MPF pede afastamento de Ricardo Barros do Ministério da Saúde

16 outubro, 2017 às 15:22  |  por Ivan Santos

ricardo barros

O Ministério Público Federal (MPF) de Pernambuco pediu o afastamento do ministro da Saúde, deputado federal paranaense Ricardo Barros (PP) do cargo, por suposta influência política para transferir produção de derivados de sangue para o Paraná, sua base eleitoral. O MPF entrou com uma ação civil pública contra a União que pede a manutenção do contrato firmado do governo com a empresa pública Hemobras. A ação tenta evitar a transferência de tecnologia para processamento de plasma para o Instituto de Tecnologia do Paraná (Tecpar), empresa do governo paranaense.

Segundo a procuradora da República Regina Pontes Lopes, Barros teria assumido publicamente o interesse político em levar o “mercado de sangue” para o Estado. Para a procuradora, o ministro busca “esvaziar as atribuições institucionais da Hemobras para o seu Estado, levando assim a produção e industrialização de hemoderivados essenciais ao Sistema Único de Saúde (SUS) e que, atualmente, são produzidos pela empresa em Pernambuco.

“O intento do Ministério da Saúde viola frontalmente os princípios da Administração Pública inscritos na Constituição da República, notadamente o da eficiência e moralidade”, destaca a procuradora.

O MPF ressalta os impactos financeiros nocivos à Hemobrás com contratação do Tecpar, além de cisão do mercado de fornecimentos de material plasmático, comprometendo 90% do orçamento da empresa pública. A procuradora argumenta que “a conduta de contratação em caráter de urgência da Tecpar é fruto da omissão do próprio ministro em dar continuidade a projeto de transferência de tecnologia que implicou investimentos em torno de R$ 1 bilhão para a viabilização da Parceria de Desenvolvimento Produtivo (PDP)”. Destaca ainda que o MS sequer analisou proposta encaminhada pela Shire, empresa contratada pela Hemobrás para viabilizar a continuidade da PDP. “A omissão perdura por quatro meses e implica engavetamento da PDP, ao ferir a legislação que rege o processo administrativo, que prevê prazo máximo de 30 dias de resposta à proposta”, reforça.

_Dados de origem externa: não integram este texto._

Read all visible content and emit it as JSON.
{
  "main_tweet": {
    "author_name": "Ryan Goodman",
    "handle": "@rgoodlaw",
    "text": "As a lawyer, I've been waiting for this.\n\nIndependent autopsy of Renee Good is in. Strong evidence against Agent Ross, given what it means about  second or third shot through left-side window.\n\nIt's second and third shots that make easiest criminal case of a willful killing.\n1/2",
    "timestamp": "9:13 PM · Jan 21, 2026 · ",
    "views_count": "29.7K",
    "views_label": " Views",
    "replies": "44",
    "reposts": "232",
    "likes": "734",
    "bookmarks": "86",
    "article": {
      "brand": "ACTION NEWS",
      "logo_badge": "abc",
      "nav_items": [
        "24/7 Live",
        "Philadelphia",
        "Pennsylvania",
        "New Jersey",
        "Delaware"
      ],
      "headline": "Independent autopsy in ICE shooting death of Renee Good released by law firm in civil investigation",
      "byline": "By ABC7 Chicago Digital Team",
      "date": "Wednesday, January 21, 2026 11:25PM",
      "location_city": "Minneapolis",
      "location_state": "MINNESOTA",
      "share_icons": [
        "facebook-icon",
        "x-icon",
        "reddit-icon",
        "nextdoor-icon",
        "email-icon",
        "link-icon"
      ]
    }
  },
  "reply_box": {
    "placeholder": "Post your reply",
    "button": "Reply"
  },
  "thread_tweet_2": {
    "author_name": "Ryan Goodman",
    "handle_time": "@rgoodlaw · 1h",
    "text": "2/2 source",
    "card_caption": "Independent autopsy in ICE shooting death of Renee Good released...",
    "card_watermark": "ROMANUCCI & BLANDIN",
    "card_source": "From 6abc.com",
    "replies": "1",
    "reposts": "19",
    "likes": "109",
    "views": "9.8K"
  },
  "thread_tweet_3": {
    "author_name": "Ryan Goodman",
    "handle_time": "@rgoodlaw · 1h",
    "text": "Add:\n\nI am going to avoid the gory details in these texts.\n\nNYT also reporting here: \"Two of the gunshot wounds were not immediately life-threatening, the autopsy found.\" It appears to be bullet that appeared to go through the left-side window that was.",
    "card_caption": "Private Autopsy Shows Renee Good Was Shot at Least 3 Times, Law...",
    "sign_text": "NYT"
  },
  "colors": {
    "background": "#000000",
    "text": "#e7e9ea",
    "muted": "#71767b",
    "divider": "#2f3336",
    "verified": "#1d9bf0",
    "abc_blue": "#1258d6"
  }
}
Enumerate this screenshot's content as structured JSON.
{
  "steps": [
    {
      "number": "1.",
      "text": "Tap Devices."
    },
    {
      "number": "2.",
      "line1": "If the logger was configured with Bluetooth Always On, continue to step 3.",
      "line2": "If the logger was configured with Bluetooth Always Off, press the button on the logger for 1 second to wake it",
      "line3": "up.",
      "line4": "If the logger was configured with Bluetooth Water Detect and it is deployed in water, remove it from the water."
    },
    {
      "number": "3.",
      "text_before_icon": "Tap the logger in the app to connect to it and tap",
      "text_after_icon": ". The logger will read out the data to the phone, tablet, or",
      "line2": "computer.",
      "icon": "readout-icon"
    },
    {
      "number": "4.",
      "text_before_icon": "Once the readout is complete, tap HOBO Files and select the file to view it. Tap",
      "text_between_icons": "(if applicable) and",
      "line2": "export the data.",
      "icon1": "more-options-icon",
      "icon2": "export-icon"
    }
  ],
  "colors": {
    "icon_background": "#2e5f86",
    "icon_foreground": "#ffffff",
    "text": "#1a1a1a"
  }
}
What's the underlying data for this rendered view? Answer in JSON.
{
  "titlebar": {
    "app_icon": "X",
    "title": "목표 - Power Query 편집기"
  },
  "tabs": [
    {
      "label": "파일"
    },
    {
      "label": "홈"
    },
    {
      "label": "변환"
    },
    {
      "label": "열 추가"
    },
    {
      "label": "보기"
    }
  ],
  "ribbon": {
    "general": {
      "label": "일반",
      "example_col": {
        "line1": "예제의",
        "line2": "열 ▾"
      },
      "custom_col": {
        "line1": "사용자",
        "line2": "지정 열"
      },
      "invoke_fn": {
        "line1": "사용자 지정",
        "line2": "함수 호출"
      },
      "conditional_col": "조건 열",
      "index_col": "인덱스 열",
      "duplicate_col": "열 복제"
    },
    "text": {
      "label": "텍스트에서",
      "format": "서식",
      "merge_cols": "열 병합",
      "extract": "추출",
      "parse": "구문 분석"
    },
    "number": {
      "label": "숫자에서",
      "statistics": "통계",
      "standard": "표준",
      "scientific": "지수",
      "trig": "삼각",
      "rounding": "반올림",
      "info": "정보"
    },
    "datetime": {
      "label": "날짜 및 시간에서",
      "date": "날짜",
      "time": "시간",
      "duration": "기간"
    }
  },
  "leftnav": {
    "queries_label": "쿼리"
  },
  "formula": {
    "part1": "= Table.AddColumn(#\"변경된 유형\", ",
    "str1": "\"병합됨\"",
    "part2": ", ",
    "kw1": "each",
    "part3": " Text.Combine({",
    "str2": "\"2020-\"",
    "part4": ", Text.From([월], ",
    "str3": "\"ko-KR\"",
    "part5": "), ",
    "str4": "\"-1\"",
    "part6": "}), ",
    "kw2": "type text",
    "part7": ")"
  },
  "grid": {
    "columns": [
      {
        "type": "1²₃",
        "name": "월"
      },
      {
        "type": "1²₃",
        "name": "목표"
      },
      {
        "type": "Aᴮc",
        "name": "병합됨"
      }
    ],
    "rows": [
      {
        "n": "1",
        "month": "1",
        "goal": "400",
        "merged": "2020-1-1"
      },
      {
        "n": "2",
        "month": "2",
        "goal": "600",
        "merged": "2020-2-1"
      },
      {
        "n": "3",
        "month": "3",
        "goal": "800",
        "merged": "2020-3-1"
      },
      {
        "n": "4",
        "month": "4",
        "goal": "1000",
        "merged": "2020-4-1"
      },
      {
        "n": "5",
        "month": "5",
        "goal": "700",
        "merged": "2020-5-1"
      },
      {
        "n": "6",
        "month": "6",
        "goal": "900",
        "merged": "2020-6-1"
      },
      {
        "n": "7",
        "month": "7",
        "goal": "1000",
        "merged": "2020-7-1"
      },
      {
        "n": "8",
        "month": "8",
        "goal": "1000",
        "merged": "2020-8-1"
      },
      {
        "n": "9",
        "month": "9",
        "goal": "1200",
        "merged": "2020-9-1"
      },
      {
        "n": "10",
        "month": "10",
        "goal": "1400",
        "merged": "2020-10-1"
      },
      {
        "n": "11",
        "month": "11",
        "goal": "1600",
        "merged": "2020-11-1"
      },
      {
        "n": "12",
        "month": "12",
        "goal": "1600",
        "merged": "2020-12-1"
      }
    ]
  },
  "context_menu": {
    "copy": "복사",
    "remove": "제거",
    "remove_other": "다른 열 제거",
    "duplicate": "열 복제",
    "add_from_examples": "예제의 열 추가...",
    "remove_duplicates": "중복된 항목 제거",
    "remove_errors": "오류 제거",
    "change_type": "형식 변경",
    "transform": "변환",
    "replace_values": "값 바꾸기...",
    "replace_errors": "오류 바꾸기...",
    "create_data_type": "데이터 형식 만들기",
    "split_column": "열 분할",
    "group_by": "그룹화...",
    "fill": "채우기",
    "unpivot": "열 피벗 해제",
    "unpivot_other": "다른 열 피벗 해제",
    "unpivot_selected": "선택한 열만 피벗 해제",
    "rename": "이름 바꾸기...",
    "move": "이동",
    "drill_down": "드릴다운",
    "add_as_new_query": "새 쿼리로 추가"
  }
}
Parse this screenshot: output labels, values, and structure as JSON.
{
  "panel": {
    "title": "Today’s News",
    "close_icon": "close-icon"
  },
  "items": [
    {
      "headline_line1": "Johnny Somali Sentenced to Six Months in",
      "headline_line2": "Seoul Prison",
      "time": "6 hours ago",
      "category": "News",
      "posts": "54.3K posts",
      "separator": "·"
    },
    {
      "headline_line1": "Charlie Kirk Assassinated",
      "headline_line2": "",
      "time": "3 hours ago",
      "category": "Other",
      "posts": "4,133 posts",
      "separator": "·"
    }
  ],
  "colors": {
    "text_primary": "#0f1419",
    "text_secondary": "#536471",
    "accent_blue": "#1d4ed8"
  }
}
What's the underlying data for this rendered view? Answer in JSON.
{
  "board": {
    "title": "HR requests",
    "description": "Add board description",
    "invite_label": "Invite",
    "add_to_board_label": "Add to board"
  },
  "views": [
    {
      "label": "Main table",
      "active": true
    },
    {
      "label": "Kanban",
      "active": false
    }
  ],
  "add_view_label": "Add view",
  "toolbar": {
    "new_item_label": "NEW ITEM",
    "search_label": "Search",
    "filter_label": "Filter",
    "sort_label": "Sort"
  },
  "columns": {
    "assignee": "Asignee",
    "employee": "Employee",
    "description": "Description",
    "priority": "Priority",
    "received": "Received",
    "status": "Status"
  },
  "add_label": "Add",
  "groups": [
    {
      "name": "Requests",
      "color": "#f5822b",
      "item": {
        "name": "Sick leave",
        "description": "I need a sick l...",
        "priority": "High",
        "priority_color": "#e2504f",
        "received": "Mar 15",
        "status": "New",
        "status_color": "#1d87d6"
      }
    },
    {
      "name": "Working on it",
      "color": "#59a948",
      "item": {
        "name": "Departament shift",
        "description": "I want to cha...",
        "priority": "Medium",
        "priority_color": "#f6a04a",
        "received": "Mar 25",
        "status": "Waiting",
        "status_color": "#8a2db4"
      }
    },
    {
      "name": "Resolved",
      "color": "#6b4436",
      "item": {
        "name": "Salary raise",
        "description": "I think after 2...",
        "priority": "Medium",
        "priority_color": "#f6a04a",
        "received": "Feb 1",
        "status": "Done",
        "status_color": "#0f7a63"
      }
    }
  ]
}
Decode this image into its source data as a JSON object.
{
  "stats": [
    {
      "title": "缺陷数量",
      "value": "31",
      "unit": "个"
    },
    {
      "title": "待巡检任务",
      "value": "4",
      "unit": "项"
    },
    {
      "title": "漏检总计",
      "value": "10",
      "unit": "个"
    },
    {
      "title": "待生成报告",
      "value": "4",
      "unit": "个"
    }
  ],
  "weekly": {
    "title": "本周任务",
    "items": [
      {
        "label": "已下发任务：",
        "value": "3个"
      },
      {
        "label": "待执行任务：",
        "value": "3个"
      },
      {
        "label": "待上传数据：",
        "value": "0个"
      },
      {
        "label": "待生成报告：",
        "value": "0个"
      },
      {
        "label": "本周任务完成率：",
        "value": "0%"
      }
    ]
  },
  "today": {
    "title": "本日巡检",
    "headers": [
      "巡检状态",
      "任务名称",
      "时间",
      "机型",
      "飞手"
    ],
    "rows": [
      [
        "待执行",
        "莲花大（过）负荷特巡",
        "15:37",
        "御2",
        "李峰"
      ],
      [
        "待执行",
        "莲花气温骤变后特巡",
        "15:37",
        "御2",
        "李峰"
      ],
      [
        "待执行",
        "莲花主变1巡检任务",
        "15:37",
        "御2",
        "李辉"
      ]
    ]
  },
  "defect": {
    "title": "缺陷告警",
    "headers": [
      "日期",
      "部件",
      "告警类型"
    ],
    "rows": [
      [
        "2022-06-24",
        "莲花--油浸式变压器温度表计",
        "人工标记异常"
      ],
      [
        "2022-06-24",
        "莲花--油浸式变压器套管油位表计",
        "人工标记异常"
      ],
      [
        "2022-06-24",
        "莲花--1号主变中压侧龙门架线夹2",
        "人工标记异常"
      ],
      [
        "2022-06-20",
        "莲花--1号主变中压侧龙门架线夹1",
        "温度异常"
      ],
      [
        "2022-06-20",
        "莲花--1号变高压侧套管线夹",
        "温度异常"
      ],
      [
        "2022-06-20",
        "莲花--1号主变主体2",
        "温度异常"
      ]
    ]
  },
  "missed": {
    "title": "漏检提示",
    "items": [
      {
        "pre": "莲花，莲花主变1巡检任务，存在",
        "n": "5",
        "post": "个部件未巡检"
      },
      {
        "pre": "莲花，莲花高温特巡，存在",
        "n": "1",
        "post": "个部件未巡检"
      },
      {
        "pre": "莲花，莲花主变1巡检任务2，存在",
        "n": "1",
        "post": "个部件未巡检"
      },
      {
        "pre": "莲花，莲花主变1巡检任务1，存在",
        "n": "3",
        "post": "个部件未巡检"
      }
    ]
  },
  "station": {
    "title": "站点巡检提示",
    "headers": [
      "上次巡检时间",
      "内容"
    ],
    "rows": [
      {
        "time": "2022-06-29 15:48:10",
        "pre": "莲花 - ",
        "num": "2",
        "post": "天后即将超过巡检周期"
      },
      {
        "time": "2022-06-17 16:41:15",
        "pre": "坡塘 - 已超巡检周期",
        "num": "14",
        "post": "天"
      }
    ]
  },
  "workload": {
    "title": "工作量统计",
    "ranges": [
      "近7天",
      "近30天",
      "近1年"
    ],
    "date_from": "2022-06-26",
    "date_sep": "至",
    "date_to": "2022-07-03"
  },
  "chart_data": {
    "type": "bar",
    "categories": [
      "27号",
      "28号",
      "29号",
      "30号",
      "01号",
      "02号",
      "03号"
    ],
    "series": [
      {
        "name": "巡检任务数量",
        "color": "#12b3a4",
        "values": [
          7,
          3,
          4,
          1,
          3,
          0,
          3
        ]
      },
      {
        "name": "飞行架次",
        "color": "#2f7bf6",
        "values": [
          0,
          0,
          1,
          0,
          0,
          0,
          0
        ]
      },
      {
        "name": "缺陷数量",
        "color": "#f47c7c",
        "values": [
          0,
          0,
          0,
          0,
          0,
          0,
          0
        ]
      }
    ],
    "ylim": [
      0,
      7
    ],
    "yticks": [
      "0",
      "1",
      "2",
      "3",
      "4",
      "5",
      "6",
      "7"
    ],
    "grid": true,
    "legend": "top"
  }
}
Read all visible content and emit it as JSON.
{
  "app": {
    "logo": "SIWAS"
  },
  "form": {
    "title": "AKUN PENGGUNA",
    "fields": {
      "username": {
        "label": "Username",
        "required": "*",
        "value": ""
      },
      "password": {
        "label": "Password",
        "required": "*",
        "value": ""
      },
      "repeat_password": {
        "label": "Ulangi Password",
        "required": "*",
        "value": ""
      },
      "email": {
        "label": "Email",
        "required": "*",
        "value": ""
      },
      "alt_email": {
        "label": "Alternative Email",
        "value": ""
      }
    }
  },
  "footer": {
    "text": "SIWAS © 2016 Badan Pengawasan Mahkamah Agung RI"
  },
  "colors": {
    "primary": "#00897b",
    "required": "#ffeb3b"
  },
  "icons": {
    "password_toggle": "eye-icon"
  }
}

A atuação do MPF foi motivada, entre outras razões, por informações de que o Ministério da Saúde suspendeu a PDP de Fator VIII recombinante, firmado pela Hemobrás e pelo MS, tendo como parceiro responsável pela transferência de tecnologia a empresa Baxter. Outra motivação foi a negociação que vem sendo feita pelo MS junto à empresa Octapharma Brasil para a construção de nova fábrica de hemoderivados e recombinantes em Maringá (PR), sem realizar licitação ou apresentar justificativas científicas, técnicas e legais para a medida. A Octapharma, como destaca o MPF, é investigada em diversos procedimentos apuratórios no Brasil e no exterior.

O MPF reforça que o Ministério da Saúde não vem cumprindo decisão liminar proferida pela Justiça Federal em Brasília (DF), que determinou que a PDP não fosse suspensa. O MS também descumpre decisão proferida pelo Tribunal de Contas da União (TCU), após atuação do procurador Marinus Marsico, do Ministério Público junto ao TCU, que determinou a continuidade dos termos da PDP.

Na ação, além do afastamento cautelar do ministro da Saúde, é requerida, em caráter de urgência, a manutenção do contrato com a Hemobrás, com pedido de aplicação de multa em caso de descumprimento de possível decisão judicial. O MPF ainda requer a prorrogação de contrato firmado com a Hemobrás para a aquisição anual de Fator VIII recombinante, também com multa em caso de descumprimento.

Foi encaminhada representação criminal à Procuradoria-Geral da República, bem como foi instaurado inquérito civil para apurar supostos atos de improbidade administrativa cometidos pelo ministro.